Taylor points out that Orwell wrote almost identical letters to Salkeld and Jaques when he moved to London: “He wrote about what it was like working in a bookshop while he wrote Keep the Aspidistra Flying.

“We now know that he was in touch with both women for much longer than we thought, and I have a strong suspicion his letters to Eleanor reminiscing about their country walks inspired similar passages describing Winston’s affair with Julia in Nineteen Eighty-Four.”

Eileen Blair, the first wife of George Orwell.
Eileen Blair, the first wife of George Orwell. Photograph: Pictorial Press Ltd/Alamy

The bulk of the letters have not been seen before, and 18 of those sent to Jaques first came to light a decade ago in a shed, inside an envelope in a handbag. The letters to Salkeld surfaced in 2018, after her niece spoke at a public event attended by Blair and Taylor. “It is the kind of thing you always hope might happen at an event,” said Taylor.

In one previously disclosed letter to Salkeld, written four years into Orwell’s marriage to Eileen O’Shaughnessy, Orwell wrote: “It’s a pity … we never made love properly. We could have been so happy. If things are really collapsing I shall try and see you. Or perhaps you wouldn’t want to?”

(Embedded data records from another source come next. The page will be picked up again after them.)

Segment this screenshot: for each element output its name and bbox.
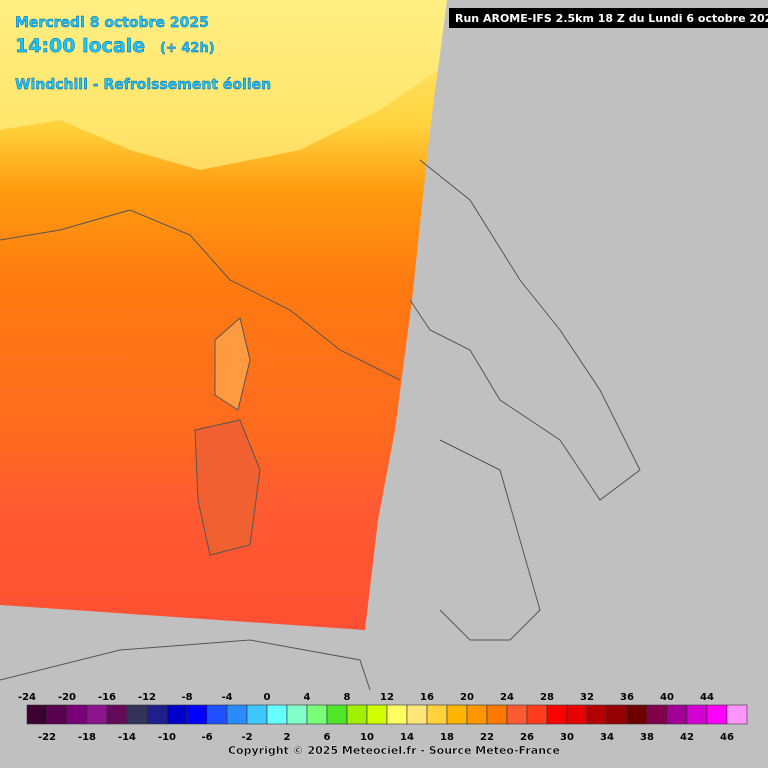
legend-swatch bbox=[646, 704, 668, 725]
model-domain bbox=[0, 0, 447, 630]
legend-swatch bbox=[306, 704, 328, 725]
legend-swatch bbox=[566, 704, 588, 725]
legend-swatch bbox=[126, 704, 148, 725]
legend: -24-22-20-18-16-14-12-10-8-6-4-202468101… bbox=[18, 692, 748, 743]
legend-swatch bbox=[26, 704, 48, 725]
time: 14:00 locale bbox=[15, 35, 145, 57]
legend-swatch bbox=[246, 704, 268, 725]
legend-label: -10 bbox=[158, 732, 176, 743]
legend-label: 6 bbox=[324, 732, 331, 743]
legend-label: 16 bbox=[420, 692, 434, 703]
legend-label: 36 bbox=[620, 692, 634, 703]
legend-swatch bbox=[466, 704, 488, 725]
legend-swatch bbox=[686, 704, 708, 725]
legend-swatch bbox=[546, 704, 568, 725]
legend-label: -8 bbox=[181, 692, 192, 703]
legend-label: 40 bbox=[660, 692, 674, 703]
legend-label: 12 bbox=[380, 692, 394, 703]
legend-swatch bbox=[486, 704, 508, 725]
legend-label: 4 bbox=[304, 692, 311, 703]
legend-label: -4 bbox=[221, 692, 232, 703]
legend-swatch bbox=[66, 704, 88, 725]
legend-label: 2 bbox=[284, 732, 291, 743]
legend-label: 8 bbox=[344, 692, 351, 703]
coastline-south bbox=[439, 439, 541, 641]
legend-label: 26 bbox=[520, 732, 534, 743]
legend-swatch bbox=[326, 704, 348, 725]
legend-swatch bbox=[666, 704, 688, 725]
coastline-africa bbox=[0, 639, 371, 691]
legend-label: -20 bbox=[58, 692, 76, 703]
legend-swatch bbox=[446, 704, 468, 725]
parameter: Windchill - Refroissement éolien bbox=[15, 77, 271, 93]
legend-swatch bbox=[706, 704, 728, 725]
legend-swatch bbox=[386, 704, 408, 725]
legend-label: 30 bbox=[560, 732, 574, 743]
legend-label: 34 bbox=[600, 732, 614, 743]
legend-swatch bbox=[146, 704, 168, 725]
legend-swatch bbox=[726, 704, 748, 725]
legend-label: 44 bbox=[700, 692, 714, 703]
legend-swatch bbox=[166, 704, 188, 725]
legend-label: 28 bbox=[540, 692, 554, 703]
alps bbox=[0, 0, 447, 170]
legend-label: -14 bbox=[118, 732, 136, 743]
legend-label: 10 bbox=[360, 732, 374, 743]
legend-swatch bbox=[86, 704, 108, 725]
sardinia bbox=[194, 419, 261, 556]
legend-label: -18 bbox=[78, 732, 96, 743]
legend-swatch bbox=[406, 704, 428, 725]
legend-label: 18 bbox=[440, 732, 454, 743]
legend-swatch bbox=[626, 704, 648, 725]
corsica bbox=[214, 317, 251, 411]
legend-swatch bbox=[266, 704, 288, 725]
lead-time: (+ 42h) bbox=[160, 41, 215, 56]
legend-label: 32 bbox=[580, 692, 594, 703]
legend-swatch bbox=[46, 704, 68, 725]
legend-label: 14 bbox=[400, 732, 414, 743]
legend-label: -6 bbox=[201, 732, 212, 743]
legend-swatch bbox=[506, 704, 528, 725]
legend-label: -24 bbox=[18, 692, 36, 703]
legend-label: -12 bbox=[138, 692, 156, 703]
legend-swatch bbox=[286, 704, 308, 725]
legend-label: 46 bbox=[720, 732, 734, 743]
legend-swatch bbox=[186, 704, 208, 725]
legend-swatch bbox=[226, 704, 248, 725]
legend-swatch bbox=[106, 704, 128, 725]
legend-swatch bbox=[366, 704, 388, 725]
legend-label: 20 bbox=[460, 692, 474, 703]
coastline bbox=[0, 209, 401, 381]
date: Mercredi 8 octobre 2025 bbox=[15, 15, 209, 31]
legend-label: 22 bbox=[480, 732, 494, 743]
coastline-east bbox=[409, 159, 641, 501]
legend-label: -16 bbox=[98, 692, 116, 703]
run-info: Run AROME-IFS 2.5km 18 Z du Lundi 6 octo… bbox=[455, 12, 768, 25]
legend-swatch bbox=[346, 704, 368, 725]
legend-label: 42 bbox=[680, 732, 694, 743]
legend-label: -22 bbox=[38, 732, 56, 743]
legend-swatch bbox=[426, 704, 448, 725]
legend-swatch bbox=[606, 704, 628, 725]
legend-swatch bbox=[586, 704, 608, 725]
run-banner bbox=[449, 8, 768, 28]
legend-label: 24 bbox=[500, 692, 514, 703]
copyright: Copyright © 2025 Meteociel.fr - Source M… bbox=[228, 744, 560, 757]
legend-label: 38 bbox=[640, 732, 654, 743]
legend-label: 0 bbox=[264, 692, 271, 703]
legend-swatch bbox=[206, 704, 228, 725]
legend-swatch bbox=[526, 704, 548, 725]
legend-label: -2 bbox=[241, 732, 252, 743]
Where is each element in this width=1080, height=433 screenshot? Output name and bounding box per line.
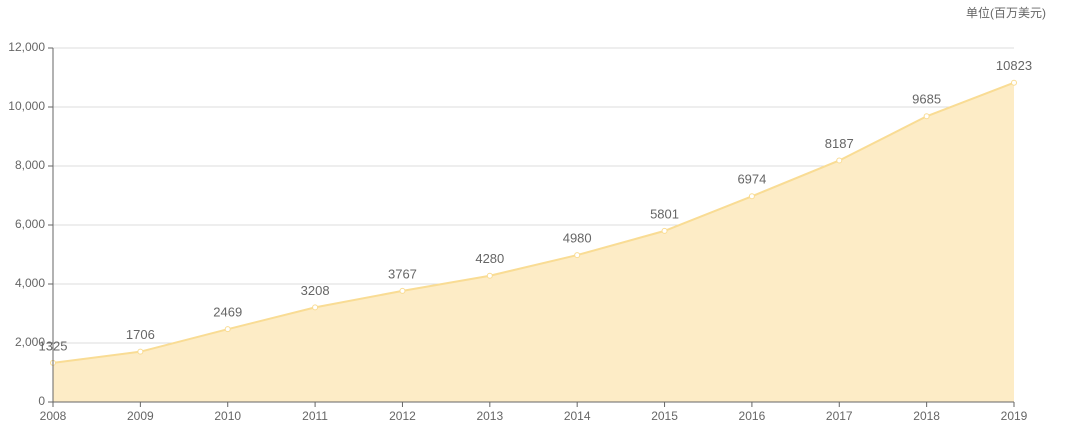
value-label: 3208: [301, 283, 330, 298]
point: [1011, 79, 1017, 86]
x-tick-label: 2019: [1001, 409, 1028, 423]
point: [224, 326, 231, 333]
y-tick-label: 8,000: [15, 158, 45, 172]
unit-label: 单位(百万美元): [966, 5, 1046, 20]
point: [748, 193, 755, 200]
x-tick-label: 2016: [739, 409, 766, 423]
value-label: 5801: [650, 206, 679, 221]
y-tick-label: 10,000: [8, 99, 45, 113]
x-tick-label: 2012: [389, 409, 416, 423]
point: [312, 304, 319, 311]
x-tick-label: 2018: [913, 409, 940, 423]
value-label: 6974: [737, 172, 766, 187]
y-tick-label: 2,000: [15, 335, 45, 349]
y-tick-label: 6,000: [15, 217, 45, 231]
point: [486, 272, 493, 279]
value-label: 2469: [213, 305, 242, 320]
x-tick-label: 2010: [214, 409, 241, 423]
x-tick-label: 2011: [302, 409, 328, 423]
point: [399, 287, 406, 294]
point: [661, 227, 668, 234]
area: [53, 82, 1014, 402]
x-tick-label: 2017: [826, 409, 853, 423]
value-label: 9685: [912, 92, 941, 107]
x-tick-label: 2009: [127, 409, 154, 423]
point: [923, 113, 930, 120]
value-label: 4980: [563, 231, 592, 246]
x-tick-label: 2014: [564, 409, 591, 423]
y-tick-label: 12,000: [8, 40, 45, 54]
y-tick-label: 4,000: [15, 276, 45, 290]
point: [574, 252, 581, 259]
value-label: 1706: [126, 327, 155, 342]
value-label: 10823: [996, 58, 1032, 73]
point: [137, 348, 144, 355]
x-tick-label: 2008: [40, 409, 67, 423]
x-tick-label: 2013: [476, 409, 503, 423]
y-tick-label: 0: [38, 394, 45, 408]
x-tick-label: 2015: [651, 409, 678, 423]
line: [52, 81, 1015, 364]
value-label: 3767: [388, 266, 417, 281]
value-label: 8187: [825, 136, 854, 151]
point: [836, 157, 843, 164]
value-label: 4280: [475, 251, 504, 266]
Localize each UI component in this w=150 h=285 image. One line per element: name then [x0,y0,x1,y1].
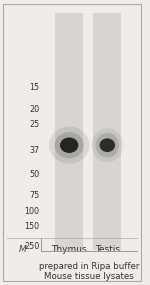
Text: M: M [19,245,26,254]
FancyBboxPatch shape [3,4,141,280]
Text: prepared in Ripa buffer: prepared in Ripa buffer [39,262,139,271]
Ellipse shape [96,133,119,158]
Text: 37: 37 [29,146,39,155]
Text: 15: 15 [29,83,39,92]
Text: 100: 100 [24,207,39,216]
Ellipse shape [92,128,123,162]
Ellipse shape [100,139,115,152]
Text: 20: 20 [29,105,39,115]
Text: 50: 50 [29,170,39,179]
Text: 250: 250 [24,242,39,251]
Text: Thymus: Thymus [51,245,87,254]
Text: 150: 150 [24,223,39,231]
Text: Testis: Testis [95,245,120,254]
Bar [55,13,83,250]
Ellipse shape [54,132,84,158]
Bar [93,13,121,250]
Ellipse shape [60,137,78,153]
Text: 75: 75 [29,192,39,200]
Ellipse shape [49,127,89,164]
Text: Mouse tissue lysates: Mouse tissue lysates [44,272,134,281]
Text: 25: 25 [29,120,39,129]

Orwell also wrote to Salkeld from his bed in University College Hospital, London, sending his last letter four months before his death, as he was about to marry his second wife, Sonia Brownell.

“I am not divulging much more about the content yet,” said Blair. “But it does not mean to say he was not in love with Eileen, just that he cast his eye about and liked to talk to intelligent women; women who had something to say.

“People think everything has been uncovered, but we knew there was more out there. When these letters came to light, the families were all conscious they should not be auctioned off and disappear into the ether. That is why I stepped in. Both the women’s relatives are quite content with what I have done.”

Blair hopes the archive will be digitised so that scholars will have access not just to detail of the overlapping romances but also to evidence of his father’s other interests during the 1930s. The letters include stick drawings of Orwell ice-skating, fishing and working in Billingsgate Market.

Taylor adds that the correspondence fills in gaps in Orwell’s highly “compartmentalised life” in the 1930s. “Not least that one of his great hobbies was ice-skating. As soon as winter came around, he would get his skates up from Southwold and head for Streatham ice rink.”

The letters were presented to the UCL archive ahead of the annual Orwell Memorial Lecture, delivered on Friday by the novelist Ian McEwan.